Russia dumped 84% of its American debt,” blared a July CNN headline. Russian central-bank head Elvira Nabiullina said the sales were just part of “diversifying the entire structure of currencies.” But with the U.S. dollar accounting for two-thirds of global foreign-exchange reserves and most (non-intra-eurozone) international trade, dumping this much dollar debt goes well beyond prudent diversification.
Many commentators have therefore speculated that the government was actually protecting itself against future U.S. economic attacks. “It looks like Russia was worried about sanctions and their ability to trade Treasuries,” said one head bond trader, “so they sold.”
Still, the Russian central bank needs dollars, which it has always held mainly in the form highly liquid interest-bearing U.S. Treasuries, to stabilize the ruble through market intervention and to help its banks manage liquidity.
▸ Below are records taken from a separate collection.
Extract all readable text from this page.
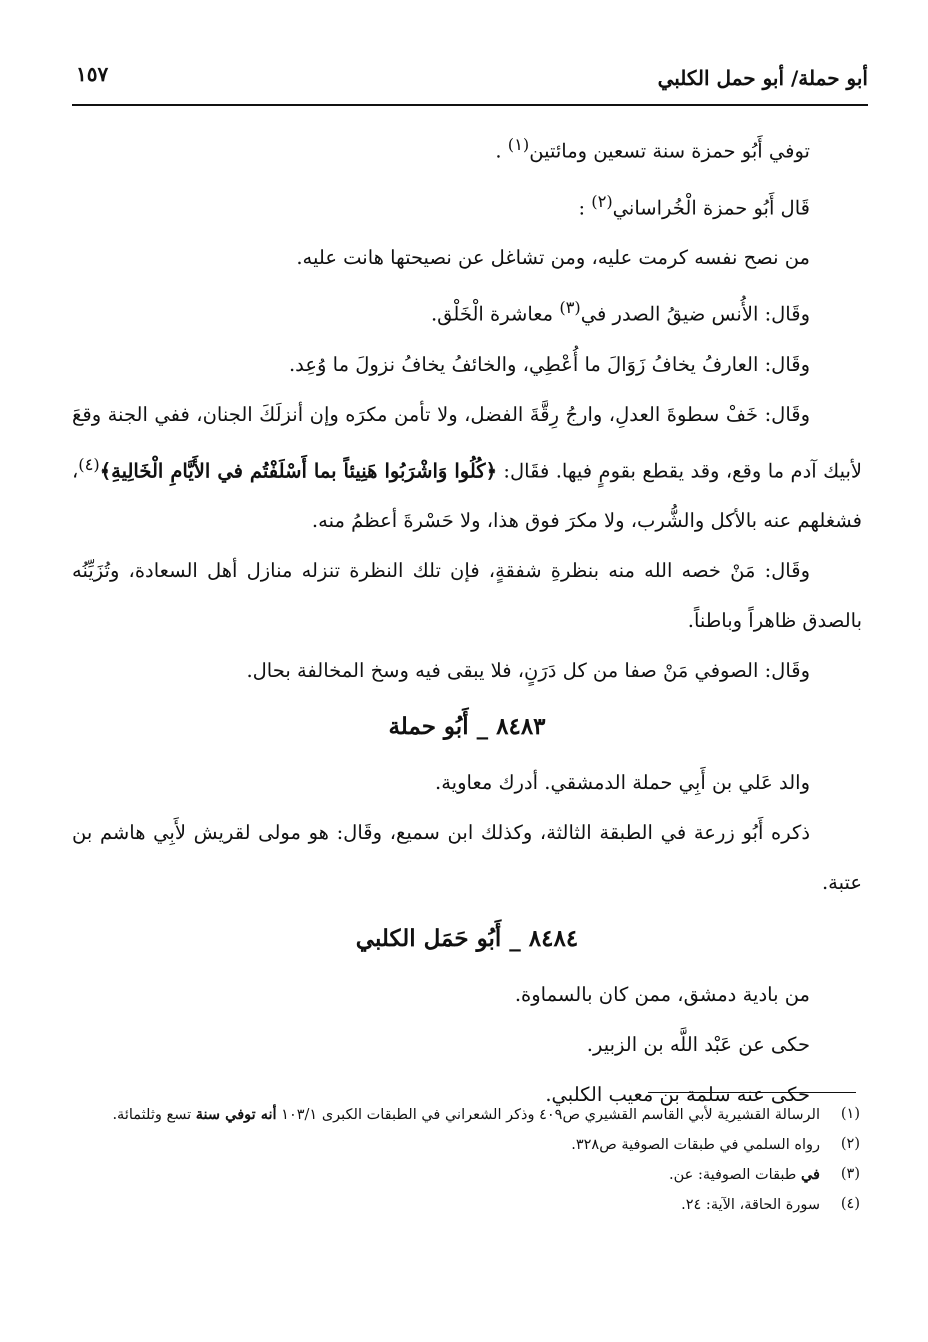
أبو حملة/ أبو حمل الكلبي
١٥٧

توفي أَبُو حمزة سنة تسعين ومائتين$^{(١)}$ .

قَال أَبُو حمزة الْخُراساني$^{(٢)}$ :

من نصح نفسه كرمت عليه، ومن تشاغل عن نصيحتها هانت عليه.

وقَال: الأُنس ضيقُ الصدر في$^{(٣)}$ معاشرة الْخَلْق.

وقَال: العارفُ يخافُ زَوَالَ ما أُعْطِي، والخائفُ يخافُ نزولَ ما وُعِد.

وقَال: خَفْ سطوةَ العدلِ، وارجُ رِقَّةَ الفضل، ولا تأمن مكرَه وإن أنزلَكَ الجنان، ففي الجنة وقعَ لأبيك آدم ما وقع، وقد يقطع بقومٍ فيها. فقَال: ﴿كُلُوا وَاشْرَبُوا هَنِيئاً بما أَسْلَفْتُم في الأَيَّامِ الْخَالِيةِ﴾$^{(٤)}$، فشغلهم عنه بالأكل والشُّرب، ولا مكرَ فوق هذا، ولا حَسْرةَ أعظمُ منه.

وقَال: مَنْ خصه الله منه بنظرةِ شفقةٍ، فإن تلك النظرة تنزله منازل أهل السعادة، وتُزَيِّنُه بالصدق ظاهراً وباطناً.

وقَال: الصوفي مَنْ صفا من كل دَرَنٍ، فلا يبقى فيه وسخ المخالفة بحال.

٨٤٨٣ _ أَبُو حملة

والد عَلي بن أَبِي حملة الدمشقي. أدرك معاوية.

ذكره أَبُو زرعة في الطبقة الثالثة، وكذلك ابن سميع، وقَال: هو مولى لقريش لأَبِي هاشم بن عتبة.

٨٤٨٤ _ أَبُو حَمَل الكلبي

من بادية دمشق، ممن كان بالسماوة.

حكى عن عَبْد اللَّه بن الزبير.

حكى عنه سلمة بن معيب الكلبي.

(١)
الرسالة القشيرية لأبي القاسم القشيري ص٤٠٩ وذكر الشعراني في الطبقات الكبرى ١٠٣/١ أنه توفي سنة تسع وثلثمائة.
(٢)
رواه السلمي في طبقات الصوفية ص٣٢٨.
(٣)
في طبقات الصوفية: عن.
(٤)
سورة الحاقة، الآية: ٢٤.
Furthermore, Russian president Vladimir Putin has stated that “Russia is not rejecting the dollar” and is “not planning any sudden moves.” This doesn’t jibe with the media headlines.
We therefore decided to explore another possibility: that the headlines are just plain wrong, and that Russia has not sold anywhere near that many Treasuries.
Let us start with U.S. Treasury Department data on holdings of Treasury securities. These do indeed show an $81 billion (84 percent) plunge in Russian-held Treasury debt—from $96 billion in March to $15 billion in May. Other figures, however, suggest that Russia’s actual selloff was much smaller than this.
One indicator is Treasury Department data that track sales, between U.S. and foreign entities, of long-term Treasuries—the sole component of Russia’s Treasury holdings that has dropped since March. From March to May, these data show just $35 billion of Russian sales, as the middle bar in the left-hand box above indicates.